The course was on general horology: it covered history, theory, clocks, pocket watches, mechanical wristwatches and quartz. One of the goals of the course was to help you determine which direction you wanted to take. Horology in all its forms is a diverse subject.
To complete the course we needed to make a sample piece: base plate, balance cock, a balance wheel and balance staff, making all the parts from drawings plus making and polishing all of the screws. Once completed, each one would be checked and controlled, and it would go towards your final mark.
I finished at Hackney in mid-1987. At that time the idea of working in the basement of a small London watch shop didn’t appeal, although I would end up doing just that a few years later. The automatic choice was to enter the Swiss Watchmaking School *WOSTEP in Neuchâtel, Switzerland. With a Swiss Horological education there would be more commercial opportunities and the basic education from Hackney was quite thin from a commercial working standpoint.

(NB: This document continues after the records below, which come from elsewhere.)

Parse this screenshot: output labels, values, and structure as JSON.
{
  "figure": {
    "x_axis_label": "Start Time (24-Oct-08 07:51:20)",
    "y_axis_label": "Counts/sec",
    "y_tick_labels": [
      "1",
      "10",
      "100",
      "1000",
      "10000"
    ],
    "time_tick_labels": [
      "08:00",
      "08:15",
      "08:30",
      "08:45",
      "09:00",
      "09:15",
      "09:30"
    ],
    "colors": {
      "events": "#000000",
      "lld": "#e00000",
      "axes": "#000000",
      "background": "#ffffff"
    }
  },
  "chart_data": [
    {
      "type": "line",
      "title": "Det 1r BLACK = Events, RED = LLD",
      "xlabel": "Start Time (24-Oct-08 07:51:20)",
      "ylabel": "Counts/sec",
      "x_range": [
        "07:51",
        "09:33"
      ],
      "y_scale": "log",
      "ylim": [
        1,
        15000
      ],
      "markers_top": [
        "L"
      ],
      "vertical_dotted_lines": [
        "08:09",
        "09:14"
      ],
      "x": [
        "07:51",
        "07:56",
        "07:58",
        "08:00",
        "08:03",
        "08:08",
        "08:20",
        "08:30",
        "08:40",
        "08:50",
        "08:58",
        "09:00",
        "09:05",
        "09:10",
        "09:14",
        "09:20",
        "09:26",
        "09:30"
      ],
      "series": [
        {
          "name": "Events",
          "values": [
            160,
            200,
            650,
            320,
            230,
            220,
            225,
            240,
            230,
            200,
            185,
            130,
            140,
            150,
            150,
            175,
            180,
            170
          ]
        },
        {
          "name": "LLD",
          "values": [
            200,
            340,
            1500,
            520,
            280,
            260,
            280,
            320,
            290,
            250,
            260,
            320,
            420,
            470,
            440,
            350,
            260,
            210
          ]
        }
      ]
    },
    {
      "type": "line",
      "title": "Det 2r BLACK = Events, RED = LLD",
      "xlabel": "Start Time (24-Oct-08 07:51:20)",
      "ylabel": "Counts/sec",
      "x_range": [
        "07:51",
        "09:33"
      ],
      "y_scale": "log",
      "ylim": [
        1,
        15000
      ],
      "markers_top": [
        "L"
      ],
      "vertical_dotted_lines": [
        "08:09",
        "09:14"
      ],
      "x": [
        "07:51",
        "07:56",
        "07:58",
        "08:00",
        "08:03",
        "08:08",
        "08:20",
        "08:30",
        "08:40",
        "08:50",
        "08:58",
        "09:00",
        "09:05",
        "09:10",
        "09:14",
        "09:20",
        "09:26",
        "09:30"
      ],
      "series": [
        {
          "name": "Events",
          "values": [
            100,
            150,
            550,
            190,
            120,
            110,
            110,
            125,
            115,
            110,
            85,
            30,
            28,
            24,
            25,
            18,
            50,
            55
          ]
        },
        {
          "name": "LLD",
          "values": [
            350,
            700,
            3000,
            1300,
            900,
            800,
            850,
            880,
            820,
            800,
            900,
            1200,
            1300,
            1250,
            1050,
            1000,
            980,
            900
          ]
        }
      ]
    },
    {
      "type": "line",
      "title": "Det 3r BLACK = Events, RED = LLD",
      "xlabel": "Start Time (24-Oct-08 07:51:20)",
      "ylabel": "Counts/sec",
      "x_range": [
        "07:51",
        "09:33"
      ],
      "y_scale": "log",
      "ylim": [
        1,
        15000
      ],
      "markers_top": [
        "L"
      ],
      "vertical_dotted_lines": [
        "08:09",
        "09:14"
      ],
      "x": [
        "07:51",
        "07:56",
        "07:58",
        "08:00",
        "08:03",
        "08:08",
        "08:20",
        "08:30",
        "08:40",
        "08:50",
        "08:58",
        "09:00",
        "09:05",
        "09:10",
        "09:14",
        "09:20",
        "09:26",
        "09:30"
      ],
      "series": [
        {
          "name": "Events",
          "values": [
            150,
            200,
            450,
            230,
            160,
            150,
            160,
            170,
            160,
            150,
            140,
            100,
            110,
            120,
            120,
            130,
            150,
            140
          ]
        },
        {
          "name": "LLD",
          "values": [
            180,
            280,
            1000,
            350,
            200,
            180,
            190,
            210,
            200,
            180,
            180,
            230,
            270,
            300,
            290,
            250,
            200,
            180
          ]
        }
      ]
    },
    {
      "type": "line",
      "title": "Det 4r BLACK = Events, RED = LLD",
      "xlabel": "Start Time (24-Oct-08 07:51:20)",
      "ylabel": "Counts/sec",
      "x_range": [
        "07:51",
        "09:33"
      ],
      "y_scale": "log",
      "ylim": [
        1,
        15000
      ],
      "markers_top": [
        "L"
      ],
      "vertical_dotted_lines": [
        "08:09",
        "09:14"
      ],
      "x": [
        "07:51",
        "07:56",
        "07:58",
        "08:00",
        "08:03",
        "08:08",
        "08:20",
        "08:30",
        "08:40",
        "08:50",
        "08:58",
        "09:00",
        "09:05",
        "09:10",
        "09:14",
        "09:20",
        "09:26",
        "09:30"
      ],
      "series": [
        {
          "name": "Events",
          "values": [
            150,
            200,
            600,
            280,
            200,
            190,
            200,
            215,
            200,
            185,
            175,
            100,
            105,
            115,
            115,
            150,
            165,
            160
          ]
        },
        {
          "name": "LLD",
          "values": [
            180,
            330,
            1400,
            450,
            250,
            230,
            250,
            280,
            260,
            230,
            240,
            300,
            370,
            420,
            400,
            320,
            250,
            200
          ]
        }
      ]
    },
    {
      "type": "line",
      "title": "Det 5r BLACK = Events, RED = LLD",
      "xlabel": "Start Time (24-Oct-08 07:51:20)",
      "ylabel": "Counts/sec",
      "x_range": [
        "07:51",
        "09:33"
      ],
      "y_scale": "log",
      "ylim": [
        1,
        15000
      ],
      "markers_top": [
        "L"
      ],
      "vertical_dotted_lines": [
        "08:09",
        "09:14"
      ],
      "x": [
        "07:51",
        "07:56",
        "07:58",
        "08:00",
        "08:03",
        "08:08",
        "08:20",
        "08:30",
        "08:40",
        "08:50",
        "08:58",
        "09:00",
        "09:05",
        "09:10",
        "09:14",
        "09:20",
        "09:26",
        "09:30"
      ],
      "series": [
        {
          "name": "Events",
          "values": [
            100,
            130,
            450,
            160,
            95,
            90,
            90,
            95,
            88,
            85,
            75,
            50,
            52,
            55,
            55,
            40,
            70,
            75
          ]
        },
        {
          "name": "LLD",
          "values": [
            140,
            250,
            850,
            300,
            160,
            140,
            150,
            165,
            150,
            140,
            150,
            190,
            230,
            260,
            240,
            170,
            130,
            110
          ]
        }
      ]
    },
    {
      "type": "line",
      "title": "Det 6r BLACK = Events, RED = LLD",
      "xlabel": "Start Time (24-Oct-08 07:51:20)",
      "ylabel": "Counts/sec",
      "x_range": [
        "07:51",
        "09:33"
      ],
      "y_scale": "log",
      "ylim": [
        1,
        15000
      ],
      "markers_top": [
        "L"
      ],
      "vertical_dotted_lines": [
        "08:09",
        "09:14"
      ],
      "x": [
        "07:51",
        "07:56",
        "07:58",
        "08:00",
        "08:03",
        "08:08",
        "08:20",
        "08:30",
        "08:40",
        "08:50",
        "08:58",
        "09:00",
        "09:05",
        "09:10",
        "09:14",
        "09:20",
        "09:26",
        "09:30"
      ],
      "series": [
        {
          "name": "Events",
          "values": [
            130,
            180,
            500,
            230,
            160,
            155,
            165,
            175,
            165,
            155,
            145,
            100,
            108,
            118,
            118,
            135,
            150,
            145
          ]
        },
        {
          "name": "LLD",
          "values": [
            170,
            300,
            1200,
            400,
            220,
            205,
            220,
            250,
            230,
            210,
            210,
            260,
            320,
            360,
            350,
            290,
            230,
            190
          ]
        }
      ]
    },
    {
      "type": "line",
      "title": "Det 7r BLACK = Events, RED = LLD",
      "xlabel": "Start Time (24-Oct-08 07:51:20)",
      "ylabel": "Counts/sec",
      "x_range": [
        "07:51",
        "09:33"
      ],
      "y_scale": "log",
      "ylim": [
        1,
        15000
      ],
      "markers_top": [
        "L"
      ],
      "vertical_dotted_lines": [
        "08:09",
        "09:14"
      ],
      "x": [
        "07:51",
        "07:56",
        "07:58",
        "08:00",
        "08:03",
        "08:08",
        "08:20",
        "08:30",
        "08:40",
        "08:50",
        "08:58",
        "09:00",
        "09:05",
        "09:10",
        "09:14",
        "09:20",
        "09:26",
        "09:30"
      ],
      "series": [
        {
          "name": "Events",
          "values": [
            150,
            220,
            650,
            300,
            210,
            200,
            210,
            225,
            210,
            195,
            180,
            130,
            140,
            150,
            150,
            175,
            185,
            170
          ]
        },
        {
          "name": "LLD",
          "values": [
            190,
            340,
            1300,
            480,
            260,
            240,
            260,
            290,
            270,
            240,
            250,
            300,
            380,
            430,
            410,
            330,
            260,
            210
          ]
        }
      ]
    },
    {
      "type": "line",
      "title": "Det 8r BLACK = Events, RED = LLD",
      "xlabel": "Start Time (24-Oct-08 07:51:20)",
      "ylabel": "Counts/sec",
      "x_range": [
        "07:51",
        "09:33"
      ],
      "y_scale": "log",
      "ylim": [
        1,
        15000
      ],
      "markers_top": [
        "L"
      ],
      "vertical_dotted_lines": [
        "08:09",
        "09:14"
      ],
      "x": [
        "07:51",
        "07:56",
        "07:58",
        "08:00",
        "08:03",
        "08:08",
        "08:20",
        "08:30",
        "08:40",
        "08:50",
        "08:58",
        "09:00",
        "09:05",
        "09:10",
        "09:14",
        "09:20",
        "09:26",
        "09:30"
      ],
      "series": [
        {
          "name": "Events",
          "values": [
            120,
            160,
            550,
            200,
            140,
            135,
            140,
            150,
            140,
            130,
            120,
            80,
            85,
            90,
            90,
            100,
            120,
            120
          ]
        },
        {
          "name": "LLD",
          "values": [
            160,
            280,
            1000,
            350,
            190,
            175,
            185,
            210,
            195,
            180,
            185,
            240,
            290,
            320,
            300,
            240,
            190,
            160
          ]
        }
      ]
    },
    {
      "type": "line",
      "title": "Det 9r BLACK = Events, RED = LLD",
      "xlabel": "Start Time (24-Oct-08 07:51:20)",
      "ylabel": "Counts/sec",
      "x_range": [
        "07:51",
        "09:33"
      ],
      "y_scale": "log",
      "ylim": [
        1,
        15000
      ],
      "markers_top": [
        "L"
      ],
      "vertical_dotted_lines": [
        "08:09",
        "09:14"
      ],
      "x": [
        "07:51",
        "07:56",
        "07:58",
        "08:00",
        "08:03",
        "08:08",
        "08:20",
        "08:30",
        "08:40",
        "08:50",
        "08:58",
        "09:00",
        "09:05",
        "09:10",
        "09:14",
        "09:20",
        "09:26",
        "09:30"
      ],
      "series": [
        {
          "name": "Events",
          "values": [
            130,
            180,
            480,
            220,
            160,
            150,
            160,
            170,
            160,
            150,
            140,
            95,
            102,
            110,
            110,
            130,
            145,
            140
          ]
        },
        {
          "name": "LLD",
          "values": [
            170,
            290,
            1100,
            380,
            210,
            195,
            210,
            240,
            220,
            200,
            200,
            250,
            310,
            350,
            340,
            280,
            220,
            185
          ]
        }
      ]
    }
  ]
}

As a general rule, students didn’t go from Hackney College straight to WOSTEP – the entrance criteria at the time required you to have two or three years of commercial experience before starting the course. But the ‘then’ dominance of the quartz watch meant that times were difficult for the industry, and admission numbers at WOSTEP were sharply down. To keep the numbers up and the school running they had to compromise, and the class I entered with was the youngest the school had accepted. The man who taught and kept the school alive was Antoine Simonin.
A quote from Mr Beany (real name) head of the Horology department at Hackney, “A good watchmaker isn’t one that doesn’t make mistakes; a good watchmaker is one who can correct them”.